La police indienne a arrêté dimanche un cinquième homme, le dernier du groupe accusé du viol collectif d'une photographe à Bombay. Cette nouvelle agression contre une femme a déclenché la colère dans le pays.

Une équipe de la police de Bombay a arrêté ce dernier suspect dans la capitale New Delhi, a indiqué un responsable de la police sous couvert de l'anonymat.

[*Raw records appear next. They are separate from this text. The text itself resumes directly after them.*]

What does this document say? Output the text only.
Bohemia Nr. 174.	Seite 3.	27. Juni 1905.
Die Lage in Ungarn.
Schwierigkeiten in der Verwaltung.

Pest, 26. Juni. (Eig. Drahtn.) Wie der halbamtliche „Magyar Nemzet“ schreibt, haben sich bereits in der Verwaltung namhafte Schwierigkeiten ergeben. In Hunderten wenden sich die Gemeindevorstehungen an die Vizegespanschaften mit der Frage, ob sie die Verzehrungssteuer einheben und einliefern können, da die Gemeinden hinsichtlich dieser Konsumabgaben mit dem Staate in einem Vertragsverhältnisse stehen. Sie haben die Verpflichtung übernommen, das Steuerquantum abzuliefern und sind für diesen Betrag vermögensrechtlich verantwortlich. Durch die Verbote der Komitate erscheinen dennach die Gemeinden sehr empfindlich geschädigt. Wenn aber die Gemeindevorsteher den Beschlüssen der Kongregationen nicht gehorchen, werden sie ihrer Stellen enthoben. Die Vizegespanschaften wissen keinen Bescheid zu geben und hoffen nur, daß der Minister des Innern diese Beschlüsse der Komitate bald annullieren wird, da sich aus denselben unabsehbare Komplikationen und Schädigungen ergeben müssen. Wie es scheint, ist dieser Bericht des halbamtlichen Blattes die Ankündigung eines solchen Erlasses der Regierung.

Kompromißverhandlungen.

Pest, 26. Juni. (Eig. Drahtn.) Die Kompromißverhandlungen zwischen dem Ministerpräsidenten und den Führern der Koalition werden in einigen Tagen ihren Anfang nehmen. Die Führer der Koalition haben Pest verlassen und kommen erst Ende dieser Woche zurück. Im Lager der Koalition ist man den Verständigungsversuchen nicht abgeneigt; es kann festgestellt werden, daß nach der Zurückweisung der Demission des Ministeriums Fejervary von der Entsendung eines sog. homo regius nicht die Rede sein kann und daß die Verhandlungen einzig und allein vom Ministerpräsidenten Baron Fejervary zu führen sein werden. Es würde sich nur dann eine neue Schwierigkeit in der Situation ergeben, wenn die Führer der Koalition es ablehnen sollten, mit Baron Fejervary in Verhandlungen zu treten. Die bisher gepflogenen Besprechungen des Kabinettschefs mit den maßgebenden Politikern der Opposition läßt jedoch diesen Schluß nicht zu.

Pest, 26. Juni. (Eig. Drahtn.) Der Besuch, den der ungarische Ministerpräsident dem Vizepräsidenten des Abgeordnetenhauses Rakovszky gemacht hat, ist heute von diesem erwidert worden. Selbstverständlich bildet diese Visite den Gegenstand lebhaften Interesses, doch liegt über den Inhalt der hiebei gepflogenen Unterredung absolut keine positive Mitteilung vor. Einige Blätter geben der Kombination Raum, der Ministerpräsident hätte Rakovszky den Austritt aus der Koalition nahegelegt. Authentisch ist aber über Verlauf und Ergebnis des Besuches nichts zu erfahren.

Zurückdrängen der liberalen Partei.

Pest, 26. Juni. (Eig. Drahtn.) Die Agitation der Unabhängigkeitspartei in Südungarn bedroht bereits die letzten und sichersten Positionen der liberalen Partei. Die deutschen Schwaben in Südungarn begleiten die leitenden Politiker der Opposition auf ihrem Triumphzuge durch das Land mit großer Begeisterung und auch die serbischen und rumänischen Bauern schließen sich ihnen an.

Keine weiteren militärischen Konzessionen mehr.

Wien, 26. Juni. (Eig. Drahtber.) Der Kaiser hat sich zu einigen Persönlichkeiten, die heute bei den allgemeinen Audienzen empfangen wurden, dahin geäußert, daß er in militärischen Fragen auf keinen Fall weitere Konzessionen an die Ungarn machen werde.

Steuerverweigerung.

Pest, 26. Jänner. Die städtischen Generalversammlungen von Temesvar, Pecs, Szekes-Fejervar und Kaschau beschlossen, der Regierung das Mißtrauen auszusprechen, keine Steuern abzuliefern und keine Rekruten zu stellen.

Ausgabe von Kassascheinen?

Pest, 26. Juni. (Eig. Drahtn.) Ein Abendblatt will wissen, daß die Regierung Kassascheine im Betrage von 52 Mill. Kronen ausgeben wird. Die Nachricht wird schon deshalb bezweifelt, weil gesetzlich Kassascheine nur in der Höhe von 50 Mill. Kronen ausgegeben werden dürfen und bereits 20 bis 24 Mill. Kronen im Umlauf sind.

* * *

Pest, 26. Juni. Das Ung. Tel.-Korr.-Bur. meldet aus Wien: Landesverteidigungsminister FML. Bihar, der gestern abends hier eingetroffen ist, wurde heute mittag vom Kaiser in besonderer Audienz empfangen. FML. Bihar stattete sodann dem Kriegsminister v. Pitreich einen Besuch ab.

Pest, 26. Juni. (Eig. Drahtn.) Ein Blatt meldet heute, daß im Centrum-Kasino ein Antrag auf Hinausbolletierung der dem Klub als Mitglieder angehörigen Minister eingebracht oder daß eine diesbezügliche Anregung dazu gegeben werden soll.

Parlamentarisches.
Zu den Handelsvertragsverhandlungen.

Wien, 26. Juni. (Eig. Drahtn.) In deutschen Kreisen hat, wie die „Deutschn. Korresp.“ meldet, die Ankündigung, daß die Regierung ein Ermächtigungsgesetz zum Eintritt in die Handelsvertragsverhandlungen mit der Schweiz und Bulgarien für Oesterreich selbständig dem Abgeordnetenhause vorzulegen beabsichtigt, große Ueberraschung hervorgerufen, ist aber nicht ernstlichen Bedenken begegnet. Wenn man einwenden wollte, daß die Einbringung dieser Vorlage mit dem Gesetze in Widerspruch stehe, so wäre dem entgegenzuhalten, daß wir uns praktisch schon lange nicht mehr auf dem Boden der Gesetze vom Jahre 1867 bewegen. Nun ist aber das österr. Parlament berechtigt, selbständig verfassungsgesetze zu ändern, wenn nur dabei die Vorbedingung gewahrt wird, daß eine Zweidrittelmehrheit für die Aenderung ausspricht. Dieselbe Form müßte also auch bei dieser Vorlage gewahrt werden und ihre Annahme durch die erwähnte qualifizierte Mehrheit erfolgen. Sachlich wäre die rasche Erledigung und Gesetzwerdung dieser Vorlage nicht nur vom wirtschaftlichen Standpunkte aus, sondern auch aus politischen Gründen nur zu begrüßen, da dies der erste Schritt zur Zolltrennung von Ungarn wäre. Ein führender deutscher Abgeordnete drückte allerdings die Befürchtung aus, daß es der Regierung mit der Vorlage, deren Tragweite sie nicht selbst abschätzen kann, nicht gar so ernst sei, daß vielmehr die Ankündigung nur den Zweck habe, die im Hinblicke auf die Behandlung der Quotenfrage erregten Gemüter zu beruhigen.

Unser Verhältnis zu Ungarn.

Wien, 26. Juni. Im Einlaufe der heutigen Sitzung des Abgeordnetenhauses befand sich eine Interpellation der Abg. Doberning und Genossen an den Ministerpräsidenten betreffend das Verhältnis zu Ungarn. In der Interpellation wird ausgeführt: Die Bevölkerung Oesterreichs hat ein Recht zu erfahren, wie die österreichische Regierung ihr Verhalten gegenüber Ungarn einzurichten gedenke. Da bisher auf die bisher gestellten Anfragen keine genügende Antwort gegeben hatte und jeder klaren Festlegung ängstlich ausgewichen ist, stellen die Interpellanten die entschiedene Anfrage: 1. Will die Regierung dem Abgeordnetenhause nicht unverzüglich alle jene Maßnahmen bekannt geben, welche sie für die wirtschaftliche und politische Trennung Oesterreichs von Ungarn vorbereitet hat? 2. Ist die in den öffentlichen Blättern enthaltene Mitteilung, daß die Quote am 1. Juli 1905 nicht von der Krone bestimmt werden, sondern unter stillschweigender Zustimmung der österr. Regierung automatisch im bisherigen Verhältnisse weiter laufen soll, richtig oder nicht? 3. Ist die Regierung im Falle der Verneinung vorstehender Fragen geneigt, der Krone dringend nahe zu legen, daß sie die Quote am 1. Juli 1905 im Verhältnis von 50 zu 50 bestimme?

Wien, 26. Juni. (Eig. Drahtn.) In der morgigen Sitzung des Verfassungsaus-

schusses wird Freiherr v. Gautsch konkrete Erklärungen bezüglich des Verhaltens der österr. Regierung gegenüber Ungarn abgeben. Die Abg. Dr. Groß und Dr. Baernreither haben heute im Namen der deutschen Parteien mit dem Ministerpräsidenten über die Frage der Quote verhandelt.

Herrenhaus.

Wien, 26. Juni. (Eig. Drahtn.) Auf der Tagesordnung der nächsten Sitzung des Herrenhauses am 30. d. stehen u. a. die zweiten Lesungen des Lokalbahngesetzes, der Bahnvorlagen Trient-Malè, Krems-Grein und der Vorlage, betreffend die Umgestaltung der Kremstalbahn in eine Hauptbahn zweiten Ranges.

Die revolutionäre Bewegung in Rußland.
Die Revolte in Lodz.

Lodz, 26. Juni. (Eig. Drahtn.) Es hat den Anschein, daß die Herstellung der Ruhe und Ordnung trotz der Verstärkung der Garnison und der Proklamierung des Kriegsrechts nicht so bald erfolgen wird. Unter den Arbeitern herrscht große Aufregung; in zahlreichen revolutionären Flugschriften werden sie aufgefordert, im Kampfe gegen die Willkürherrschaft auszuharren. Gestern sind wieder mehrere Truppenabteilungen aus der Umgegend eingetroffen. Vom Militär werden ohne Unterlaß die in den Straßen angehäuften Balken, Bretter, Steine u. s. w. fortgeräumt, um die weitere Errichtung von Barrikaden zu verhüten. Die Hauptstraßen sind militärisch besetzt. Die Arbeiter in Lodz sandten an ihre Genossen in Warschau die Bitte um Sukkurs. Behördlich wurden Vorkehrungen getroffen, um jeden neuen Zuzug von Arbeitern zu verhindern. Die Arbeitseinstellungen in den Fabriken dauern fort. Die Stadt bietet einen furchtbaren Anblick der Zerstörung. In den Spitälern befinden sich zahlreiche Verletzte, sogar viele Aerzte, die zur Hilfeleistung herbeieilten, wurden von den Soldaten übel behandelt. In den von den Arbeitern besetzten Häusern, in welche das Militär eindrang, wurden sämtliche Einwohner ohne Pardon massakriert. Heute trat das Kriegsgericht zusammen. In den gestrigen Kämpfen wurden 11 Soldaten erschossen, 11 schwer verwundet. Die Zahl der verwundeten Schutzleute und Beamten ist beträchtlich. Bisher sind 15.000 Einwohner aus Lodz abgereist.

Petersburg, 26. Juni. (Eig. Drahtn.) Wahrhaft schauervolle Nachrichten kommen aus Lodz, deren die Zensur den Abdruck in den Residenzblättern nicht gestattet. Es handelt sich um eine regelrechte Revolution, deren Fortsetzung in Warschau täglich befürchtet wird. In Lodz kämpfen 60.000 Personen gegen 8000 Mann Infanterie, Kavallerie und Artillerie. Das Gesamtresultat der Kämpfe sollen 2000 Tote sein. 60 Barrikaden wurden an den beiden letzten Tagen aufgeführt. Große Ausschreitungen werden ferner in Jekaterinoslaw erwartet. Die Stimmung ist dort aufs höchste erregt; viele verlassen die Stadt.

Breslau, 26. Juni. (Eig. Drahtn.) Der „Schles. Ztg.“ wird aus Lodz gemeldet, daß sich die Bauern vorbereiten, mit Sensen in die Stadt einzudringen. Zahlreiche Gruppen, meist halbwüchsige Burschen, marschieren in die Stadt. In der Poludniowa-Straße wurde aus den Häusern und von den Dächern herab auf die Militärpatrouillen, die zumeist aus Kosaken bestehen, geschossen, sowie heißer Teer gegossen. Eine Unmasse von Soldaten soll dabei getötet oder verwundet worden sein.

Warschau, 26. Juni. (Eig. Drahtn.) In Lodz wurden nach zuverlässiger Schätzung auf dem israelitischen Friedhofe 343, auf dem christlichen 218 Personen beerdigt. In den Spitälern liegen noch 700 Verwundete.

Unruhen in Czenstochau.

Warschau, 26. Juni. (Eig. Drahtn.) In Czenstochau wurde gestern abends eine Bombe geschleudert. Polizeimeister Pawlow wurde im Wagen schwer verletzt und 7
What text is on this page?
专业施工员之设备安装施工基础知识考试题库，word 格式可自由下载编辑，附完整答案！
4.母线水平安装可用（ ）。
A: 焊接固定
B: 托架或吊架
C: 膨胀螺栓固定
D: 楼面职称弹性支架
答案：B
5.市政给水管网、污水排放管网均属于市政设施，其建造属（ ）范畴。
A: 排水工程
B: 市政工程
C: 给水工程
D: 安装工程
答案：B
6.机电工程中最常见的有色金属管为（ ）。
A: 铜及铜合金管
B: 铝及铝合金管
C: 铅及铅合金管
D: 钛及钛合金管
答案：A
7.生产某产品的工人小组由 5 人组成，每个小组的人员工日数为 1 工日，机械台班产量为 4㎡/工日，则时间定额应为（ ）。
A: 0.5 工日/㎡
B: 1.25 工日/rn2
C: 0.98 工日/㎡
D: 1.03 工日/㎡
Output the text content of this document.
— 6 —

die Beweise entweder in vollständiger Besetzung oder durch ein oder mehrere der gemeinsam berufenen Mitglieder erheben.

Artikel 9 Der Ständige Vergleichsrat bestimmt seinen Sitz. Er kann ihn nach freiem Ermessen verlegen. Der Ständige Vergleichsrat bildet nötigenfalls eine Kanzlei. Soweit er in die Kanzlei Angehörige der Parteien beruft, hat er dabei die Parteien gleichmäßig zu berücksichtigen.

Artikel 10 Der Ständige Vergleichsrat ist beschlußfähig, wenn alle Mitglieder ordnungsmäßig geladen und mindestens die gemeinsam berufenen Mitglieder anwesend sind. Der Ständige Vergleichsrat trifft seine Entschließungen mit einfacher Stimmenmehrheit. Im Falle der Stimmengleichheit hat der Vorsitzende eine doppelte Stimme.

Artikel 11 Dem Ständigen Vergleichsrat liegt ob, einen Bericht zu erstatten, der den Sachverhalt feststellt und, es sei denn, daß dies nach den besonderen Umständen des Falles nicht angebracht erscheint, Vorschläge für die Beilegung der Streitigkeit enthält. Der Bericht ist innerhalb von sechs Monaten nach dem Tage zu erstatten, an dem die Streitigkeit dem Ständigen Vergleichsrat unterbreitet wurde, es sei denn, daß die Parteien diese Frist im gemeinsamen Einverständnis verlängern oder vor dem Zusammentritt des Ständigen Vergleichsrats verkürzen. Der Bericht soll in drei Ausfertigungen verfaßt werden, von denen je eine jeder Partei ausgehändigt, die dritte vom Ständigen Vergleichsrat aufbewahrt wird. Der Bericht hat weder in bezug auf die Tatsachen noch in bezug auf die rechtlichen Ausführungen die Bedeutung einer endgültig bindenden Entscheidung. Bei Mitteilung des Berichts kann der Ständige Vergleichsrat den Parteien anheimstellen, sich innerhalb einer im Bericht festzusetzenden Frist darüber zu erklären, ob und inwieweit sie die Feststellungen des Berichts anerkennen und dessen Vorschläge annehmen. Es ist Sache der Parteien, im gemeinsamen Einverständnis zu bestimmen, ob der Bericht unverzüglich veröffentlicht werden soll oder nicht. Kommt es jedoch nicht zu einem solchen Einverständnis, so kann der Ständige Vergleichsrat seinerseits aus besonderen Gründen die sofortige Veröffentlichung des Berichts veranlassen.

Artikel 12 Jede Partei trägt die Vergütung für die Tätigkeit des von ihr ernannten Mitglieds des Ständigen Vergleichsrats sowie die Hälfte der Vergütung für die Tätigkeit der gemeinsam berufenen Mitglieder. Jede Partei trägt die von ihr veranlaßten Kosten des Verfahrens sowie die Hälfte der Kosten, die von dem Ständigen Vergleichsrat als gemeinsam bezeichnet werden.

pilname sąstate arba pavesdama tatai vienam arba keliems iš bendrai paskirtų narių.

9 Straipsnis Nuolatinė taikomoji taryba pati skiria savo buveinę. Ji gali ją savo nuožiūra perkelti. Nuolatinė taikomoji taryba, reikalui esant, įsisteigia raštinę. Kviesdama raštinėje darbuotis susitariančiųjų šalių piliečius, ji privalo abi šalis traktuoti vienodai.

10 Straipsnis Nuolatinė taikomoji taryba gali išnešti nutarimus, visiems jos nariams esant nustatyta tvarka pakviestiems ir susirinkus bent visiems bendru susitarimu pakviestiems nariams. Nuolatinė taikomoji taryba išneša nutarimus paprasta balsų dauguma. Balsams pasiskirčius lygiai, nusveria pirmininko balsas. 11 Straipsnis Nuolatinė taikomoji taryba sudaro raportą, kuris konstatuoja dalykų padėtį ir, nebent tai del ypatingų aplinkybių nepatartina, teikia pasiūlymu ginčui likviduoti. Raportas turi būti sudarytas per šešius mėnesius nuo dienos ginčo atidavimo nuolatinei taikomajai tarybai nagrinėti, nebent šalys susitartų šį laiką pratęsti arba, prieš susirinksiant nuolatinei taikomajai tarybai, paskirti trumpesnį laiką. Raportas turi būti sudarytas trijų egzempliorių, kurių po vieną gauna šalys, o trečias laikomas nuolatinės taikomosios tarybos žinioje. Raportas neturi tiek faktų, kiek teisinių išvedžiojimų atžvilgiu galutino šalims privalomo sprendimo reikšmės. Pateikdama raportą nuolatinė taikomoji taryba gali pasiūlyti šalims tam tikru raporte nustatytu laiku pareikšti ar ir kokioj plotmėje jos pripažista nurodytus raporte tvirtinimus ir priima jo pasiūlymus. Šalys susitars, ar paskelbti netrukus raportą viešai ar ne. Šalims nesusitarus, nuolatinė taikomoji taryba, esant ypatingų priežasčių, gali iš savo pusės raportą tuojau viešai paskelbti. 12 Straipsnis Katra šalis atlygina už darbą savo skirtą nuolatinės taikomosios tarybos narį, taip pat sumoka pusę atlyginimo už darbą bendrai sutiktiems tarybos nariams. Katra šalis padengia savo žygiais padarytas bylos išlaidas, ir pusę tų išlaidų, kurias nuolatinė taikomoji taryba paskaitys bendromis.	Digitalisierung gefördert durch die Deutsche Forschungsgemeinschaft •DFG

Le groupe de cinq hommes est accusé d'avoir violé jeudi, dans un quartier chic de Bombay, cette femme de 23 ans qui prenait des photos pour un magazine en compagnie d'un collègue. Un fait divers similaire à une affaire qui avait bouleversé l'Inde fin 2012.

La police avait déjà annoncé en début de journée l'arrestation d'un quatrième homme et avait assuré que le cinquième le serait rapidement. Selon l'agence Press Trust of India, cet homme est le plus âgé du groupe et aurait violé la victime à deux reprises.

Le premier suspect a été arrêté vendredi et les deux suivants samedi. La justice a confirmé le maintien en détention de l'un d'eux qui ne serait âgé que de 16 ans, selon sa grand-mère.

Vague de colère

Ce viol en réunion dans une ville réputée plus sûre pour les femmes que la capitale New Delhi a déclenché une vague de colère et d'indignation sur les réseaux sociaux, au parlement et parmi les journalistes, qui ont organisé une manifestation.

La jeune femme, qui souffre de blessures externes et internes, a été hôpitalisée à Bombay. Elle était apparemment stagiaire dans le magazine qui l'avait envoyée prendre des photos. Les cinq agresseurs ont battu son collègue, l'ont attaché et ont violé la femme dans un endroit isolé.

Lois renforcées

En décembre dernier, une étudiante de 23 ans avait été sauvagement agressée, battue, violée puis jetée sur le trottoir par cinq hommes, à New Delhi. Son compagnon avait été battu. Elle est morte de ses blessures.

Cette affaire avait soulevé une vague de protestations dans le pays, où la population n'accepte plus la légèreté dont la justice et les autorités font preuve dans le traitement des violences faites aux femmes.